Neighbors review options to overhaul chaotic ‘Dave Thomas Circle’

It’s a bottleneck for commuters that threatens safety, especially for pedestrians and bicyclists, but the District is promising improvements to the tangled crossroads where New York and Florida Avenues meet at First Street, NE and Eckington Place.

NoMa and Eckington residents were among those who turned out Monday night to review the District’s plans for overhauling the awkward intersection known as “Dave Thomas Circle,” named for the Wendy’s restaurant perched in the middle of the intersection, adding to the chaos and gridlock.

“It’s so congested, you’re coming off New York Avenue, you’re trying to get on Florida Avenue and you end up on New York Avenue. It’s confusing,” said Gloria Jolivet, who lives nearby. “I just want them to straighten it [to] make Florida Avenue like it used to be.”

“It’s a nightmare, I travel it every day,” added Irene Jordan, also a D.C. resident, who must cross the problematic intersection on her way to and from work.

“It gets gridlocked every day,” she said.

The public viewed poster boards and questioned D.C. Department of Transportation staffers about the proposed changes that would allow the city to remove the Wendy’s through eminent domain.

First Street would be realigned and two-way traffic would be restored on Florida Avenue. The project would include the creation of bicycle lanes and improved pedestrian crossings.

“We know that there’s a lot of confusion that’s caused by the way the intersection is currently configured. So we’re going to be making the intersection more simple, easier to navigate for everybody,” said DDOT chief Jeff Marootian.

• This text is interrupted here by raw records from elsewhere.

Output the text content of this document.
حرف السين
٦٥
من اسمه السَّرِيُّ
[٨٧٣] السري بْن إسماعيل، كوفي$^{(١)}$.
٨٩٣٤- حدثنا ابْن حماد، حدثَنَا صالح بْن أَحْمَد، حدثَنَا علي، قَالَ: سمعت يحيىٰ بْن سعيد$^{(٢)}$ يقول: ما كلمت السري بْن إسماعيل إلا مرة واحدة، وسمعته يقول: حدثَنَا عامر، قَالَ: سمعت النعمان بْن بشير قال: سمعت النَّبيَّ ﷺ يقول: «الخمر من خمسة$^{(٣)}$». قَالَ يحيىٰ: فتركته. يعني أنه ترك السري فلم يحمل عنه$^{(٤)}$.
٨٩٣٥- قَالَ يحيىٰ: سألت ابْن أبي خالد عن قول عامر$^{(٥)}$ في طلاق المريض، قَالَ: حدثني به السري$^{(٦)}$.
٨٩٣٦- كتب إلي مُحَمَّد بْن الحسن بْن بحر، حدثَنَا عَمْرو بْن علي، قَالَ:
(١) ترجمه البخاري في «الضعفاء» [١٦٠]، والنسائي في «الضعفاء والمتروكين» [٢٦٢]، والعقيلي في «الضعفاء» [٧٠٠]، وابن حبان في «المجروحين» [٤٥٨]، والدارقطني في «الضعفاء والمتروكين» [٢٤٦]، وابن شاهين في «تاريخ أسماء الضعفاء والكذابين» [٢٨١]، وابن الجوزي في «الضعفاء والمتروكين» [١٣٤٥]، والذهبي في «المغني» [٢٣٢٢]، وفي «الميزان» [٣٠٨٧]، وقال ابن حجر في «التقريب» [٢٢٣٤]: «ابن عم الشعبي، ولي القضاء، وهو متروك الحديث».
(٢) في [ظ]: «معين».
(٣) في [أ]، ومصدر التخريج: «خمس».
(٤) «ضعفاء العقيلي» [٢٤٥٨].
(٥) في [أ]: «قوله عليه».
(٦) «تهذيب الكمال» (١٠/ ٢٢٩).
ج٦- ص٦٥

“There will be a lot more clarity, a lot less confusion around turning movements and there will be more opportunities for pedestrians to cross and more accessibility for cyclists,” Marootian said.

But not everybody is in favor of giving Wendy’s the boot.

Some residents argue that the area lacks access to restaurants, and Wendy’s remains a favorite of seniors and students.

“Before all this new development came in, Wendy’s has always been there, why do we need to kick Wendy’s out,” asked area resident Debbie Steiner.

“We have homelessness which is a major issue, health is a major issue, instead of giving it to Wendy’s for $35 million (the estimated cost of taking Wendy’s by eminent domain), we need to take that money and invest into the communities,” Steiner said.

It would take time for the city to acquire the right of way on the triangle of land occupied by Wendy’s, and DDOT said the project could take until 2025 to complete — not soon enough for some who traverse the unusual intersection.

“I’m happy to see that they want to redesign, I hope they accelerate the time frame,” said Keith Krosinsky, a bicyclist who lives in an apartment building at the busy intersection.

“It’s a dangerous intersection today, and it’s great they want to fix it, but anything they could do to expedite that would be great.”